For more information on Halloween and autism and to download suitable social skills stories, which can be printed off and edited to make them personal to your ASD child visit: http://www.autismsocialstories.com/Halloween


For all other stories visit: http://www.autismsocialstories.com

 

 

Pumpkin patterns
PLUS: GRAB YOUR FREE Pumpkin Pattern ebook

Patterns to Paint or Carve

Fun for Adults and Kids

http://www.autismsocialstories.com/Halloween

 

 

PLUS:

FREE ReportGrab Your Free Report Today

What every parent should know about the medication we give our children

What is safe and what is not!

Plus when to call the Doctor and important question YOU OUGHT TO ASK

Plus a section on Natural Remedies

Download Your FREE Report NOW!

PLUS – Grab Your Exclusive “Fun Package” Offer

Fun PackageThe “Fun Package” includes:

32 Ways To Keep Your Kids Busy

101 Craft Project Ideas

Part Games For Kids of ALL Ages (including Adults)

Fun Arts and Crafts For ALL Children

Gift Basket Ideas – but not necessarily in a Basket!!

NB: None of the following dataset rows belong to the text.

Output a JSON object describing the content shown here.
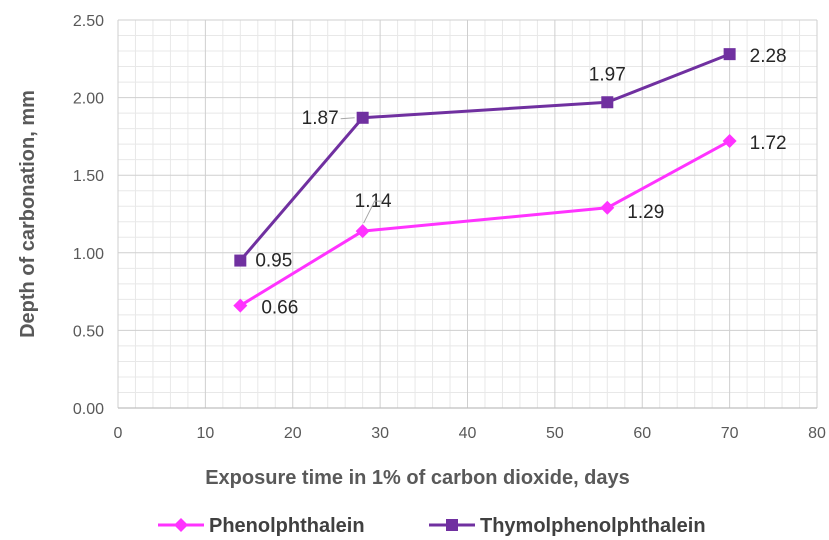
{
  "chart_data": {
    "type": "line",
    "title": "",
    "xlabel": "Exposure time in 1% of carbon dioxide, days",
    "ylabel": "Depth of carbonation, mm",
    "xlim": [
      0,
      80
    ],
    "ylim": [
      0,
      2.5
    ],
    "x_ticks": [
      "0",
      "10",
      "20",
      "30",
      "40",
      "50",
      "60",
      "70",
      "80"
    ],
    "y_ticks": [
      "0.00",
      "0.50",
      "1.00",
      "1.50",
      "2.00",
      "2.50"
    ],
    "grid": true,
    "minor_grid": true,
    "legend_position": "bottom",
    "series": [
      {
        "name": "Phenolphthalein",
        "color": "#ff33ff",
        "marker": "diamond",
        "x": [
          14,
          28,
          56,
          70
        ],
        "y": [
          0.66,
          1.14,
          1.29,
          1.72
        ],
        "labels": [
          "0.66",
          "1.14",
          "1.29",
          "1.72"
        ]
      },
      {
        "name": "Thymolphenolphthalein",
        "color": "#7030a0",
        "marker": "square",
        "x": [
          14,
          28,
          56,
          70
        ],
        "y": [
          0.95,
          1.87,
          1.97,
          2.28
        ],
        "labels": [
          "0.95",
          "1.87",
          "1.97",
          "2.28"
        ]
      }
    ]
  }
}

Download The FREE Report and “Fun Package” Today

 

Social skills stories for students with autism

Monday, October 4th, 2010

A social skills story is an intervention strategy used to teach social skills to individuals with autism.

 

Social skills stories were developed almost twenty years ago by therapist Carol Gray, originally as a means of communication with the autistic students she was working with. Since then social skills stories have grown in popularity and use.

 

Today social skills stories are probably one of the most significant autism tools used to help individuals with autism cope and learn appropriate social, communication and behaviour skills.

 

Unlike typically developing children autistic kids do not develop social and communication skills in the typical manner, they prefer routines and need structure, finding changes difficult, stressful and confusing.

 

Generally autistic kids ARE visual thinkers and learners meaning they think in pictures. Therefore the best learning method for the vast majority of students with autism is visual.

 

Using visual strategies like social skills stories is a popular answer with many teachers of students with autism.

 

A social skills story provides concrete information to help improve students’ social skills and appropriate behaviours. Normally social stories will follow a set pattern or formula of specific sentence type.

 

No two autistic students will ever be the same therefore social stories need to be editable to suit the needs and terminology used by individual autistic students.

 

A social skills story is an easy and effective way to teach students with autism how to negotiate changes to routines, handle problem situations and surprises. The social skills story will also help with situations such as transition, recess, making friends, asking questions, eating habits and personal hygiene.

 

Social skills stories for students with autism should be written from the autistic student’s point of view and use visual images to depict the situation or skill the student with ASD is struggling with.

 

Social stories should answer the important “wh” questions – who, where, why, when and what as well as give an insight into the thoughts and feelings of others. The social story should break the skill or situation down into small easier to understand sections, the important social cues and use no frill or extra language to complicate or detract from the skill or situation being dealt with in the social story.

 

Social skills stories for students with autism are visual strategies and should be printable for ease of use and convenience.

 

This visual strategy should also be easy to personalize and act as a role model or visual framework for the student with ASD.

 

To learn more about how social skills stories can help your ASD student visit:

http://www.autismsocialstories.com/school_resources

 

Where you will find social skills stories for students with autism in key stage one, key stage two and also for preschool autism.

 

All these social stories are printable, editable and can be personalized for any student with ASD.